JTAPI/1149/2021 du 15.11.2021 ( ICC ) , ADMIS PARTIELLEMENT

Descripteurs : DROITS DE MUTATION;IMMEUBLE;DIVORCE;SÉPARATION DE BIENS
Normes : LDE.66.al1; CC.650; CC.652; CC.251
En fait
En droit
Par ces motifs

république et

canton de genève

POUVOIR JUDICIAIRE

A/1015/2021 ICC

JTAPI/1149/2021

 

JUGEMENT

DU TRIBUNAL ADMINISTRATIF

DE PREMIÈRE INSTANCE

du 15 novembre 2021

 

dans la cause

 

Madame A______, représentée par Mes Frédéric VUILLEUMIER et Antoine BIEDERMANN, avocats, avec élection de domicile

 

contre

ADMINISTRATION FISCALE CANTONALE

 


 

EN FAIT

1.             Le litige porte sur des droits d’enregistrement en application de la loi genevoise sur les droits d’enregistrement du 9 octobre 1969 (LDE – D 3 30).

2.             Madame A______ (ci-après : la contribuable ou la recourante) et Monsieur B______ étaient mariés sous le régime de la séparation de biens.

3.             En 2014, ils ont acquis une villa en copropriété sise au 1______, chemin C______ à D______.

4.             Par convention de divorce signée le 27 juin 2019, M. B______ a transféré sa part de copropriété dans la villa à la contribuable, cette dernière reprenant à son seul nom l’emprunt hypothécaire grevant l’immeuble. La propriété des biens et objets garnissant ce bien immobilier était également attribuée à la contribuable. Les époux conservaient la propriété de leurs biens immobiliers respectifs, soit celui de E______ pour la contribuable et celui de F______ pour M. B______. Ce dernier devait en outre transférer vingt actions de la G______ (société civile immobilière française), en lien avec un bien immobilier sis à H______, à son épouse, laquelle en détenait déjà quatre-vingt. La contribuable lui verserait une somme de CHF 800'000.- « au titre de la liquidation de leurs rapports patrimoniaux ».

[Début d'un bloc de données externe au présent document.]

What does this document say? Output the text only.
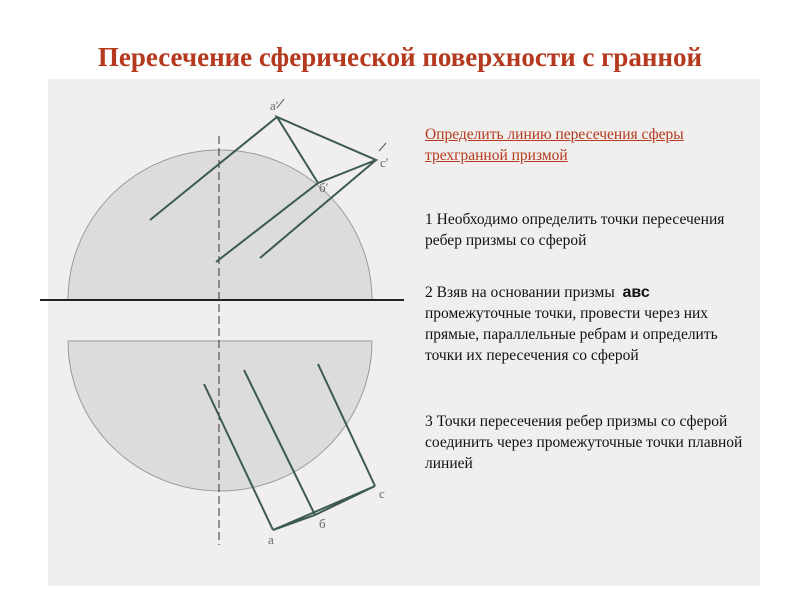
Пересечение сферической поверхности с гранной
а′
б′
с′
а
б
с
Определить линию пересечения сферы трехгранной призмой
1 Необходимо определить точки пересечения ребер призмы со сферой
2 Взяв на основании призмы  авс промежуточные точки, провести через них прямые, параллельные ребрам и определить точки их пересечения со сферой
3 Точки пересечения ребер призмы со сферой соединить через промежуточные точки плавной линией
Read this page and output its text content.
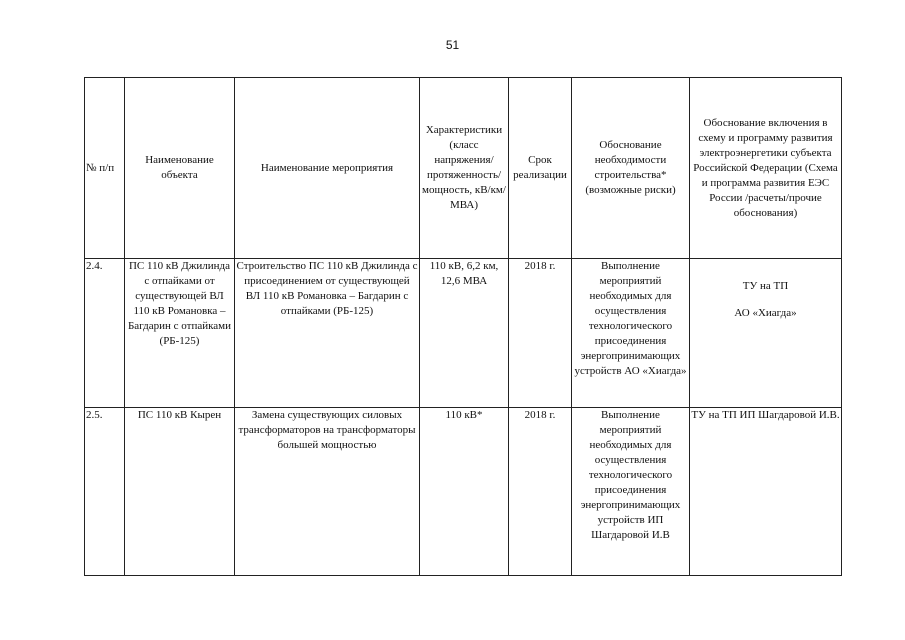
51
№ п/п	Наименование объекта	Наименование мероприятия	Характеристики (класс напряжения/ протяженность/ мощность, кВ/км/МВА)	Срок реализации	Обоснование необходимости строительства* (возможные риски)	Обоснование включения в схему и программу развития электроэнергетики субъекта Российской Федерации (Схема и программа развития ЕЭС России /расчеты/прочие обоснования)
2.4.	ПС 110 кВ Джилинда с отпайками от существующей ВЛ 110 кВ Романовка – Багдарин с отпайками (РБ-125)	Строительство ПС 110 кВ Джилинда с присоединением от существующей ВЛ 110 кВ Романовка – Багдарин с отпайками (РБ-125)	110 кВ, 6,2 км, 12,6 МВА	2018 г.	Выполнение мероприятий необходимых для осуществления технологического присоединения энергопринимающих устройств АО «Хиагда»	ТУ на ТП
АО «Хиагда»

2.5.	ПС 110 кВ Кырен	Замена существующих силовых трансформаторов на трансформаторы большей мощностью	110 кВ*	2018 г.	Выполнение мероприятий необходимых для осуществления технологического присоединения энергопринимающих устройств ИП Шагдаровой И.В	ТУ на ТП ИП Шагдаровой И.В.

5.             Selon les avis d’échéance bancaire, l’emprunt hypothécaire s’élevait à CHF 750'000.- au 30 juin 2019.

6.             Par jugement de divorce du 15 novembre 2019, le juge civil a ratifié la convention de divorce du 27 juin 2019 et ordonné au Conservateur du Registre foncier de transférer la part de copropriété de M. B______ sur la villa de D______ au nom de la contribuable, laquelle reprenait l’emprunt hypothécaire la grevant à son seul nom.

7.             Par courrier du 5 mai 2020, l’administration fiscale cantonale (ci-après : AFC-GE) a invité la contribuable à lui communiquer, justificatifs à l’appui, la valeur vénale de la villa et des actions de la G______, une copie intégrale de l’acte notarié d’achat de cette société, ainsi que le mode de détermination du montant de CHF 800'000.-.

8.             Selon l’expertise effectuée par I______ le 4 juin 2020, la villa a été estimée à une valeur de CHF 5'400'000.-.

9.             Par courrier A+ du 26 juin 2020, l’AFC-GE a accordé à la contribuable un ultime délai, sous peine de taxation d’office, pour fournir les éléments demandés dans son courrier du 5 mai 2020.

10.         Par avis de taxation du 23 octobre 2020, l’AFC-GE a procédé à une taxation d’office en retenant les éléments suivants :

Opérations

Valeur/nombre

Droits

Exo %

Exonération sur les droits

Centimes additionnels

Total

Autre jugement

1

CHF 5.00

0

CHF 0.00

CHF 5.50

CHF 10.50

Cession immobilière

CHF 2'400'000.00

CHF 72'000.00

0

CHF 0.00

CHF 0.00

CHF 72'000.00

Donation exempte de droits (art. 27A)

CHF 800'000.00

CHF 0.00

0

CHF 0.00

CHF 0.00

CHF 0.00

Autres actes et opérations

4

CHF 8.00

0

CHF 0.00

CHF 8.80

CHF 16.80

Frais de rappel recommandé

1

CHF 20.00

0

CHF 0.00

CHF 0.00

CHF 20.00

 

 

CHF 72'033.00

 

CHF 0.00

CHF 14.30

Amende pour fraude

 

 

 

 

 

CHF 500.00

Total

CHF 72'547.30

11.         Par courrier de ses conseils du 27 novembre 2020, la contribuable a élevé réclamation à l’encontre de cet avis de taxation.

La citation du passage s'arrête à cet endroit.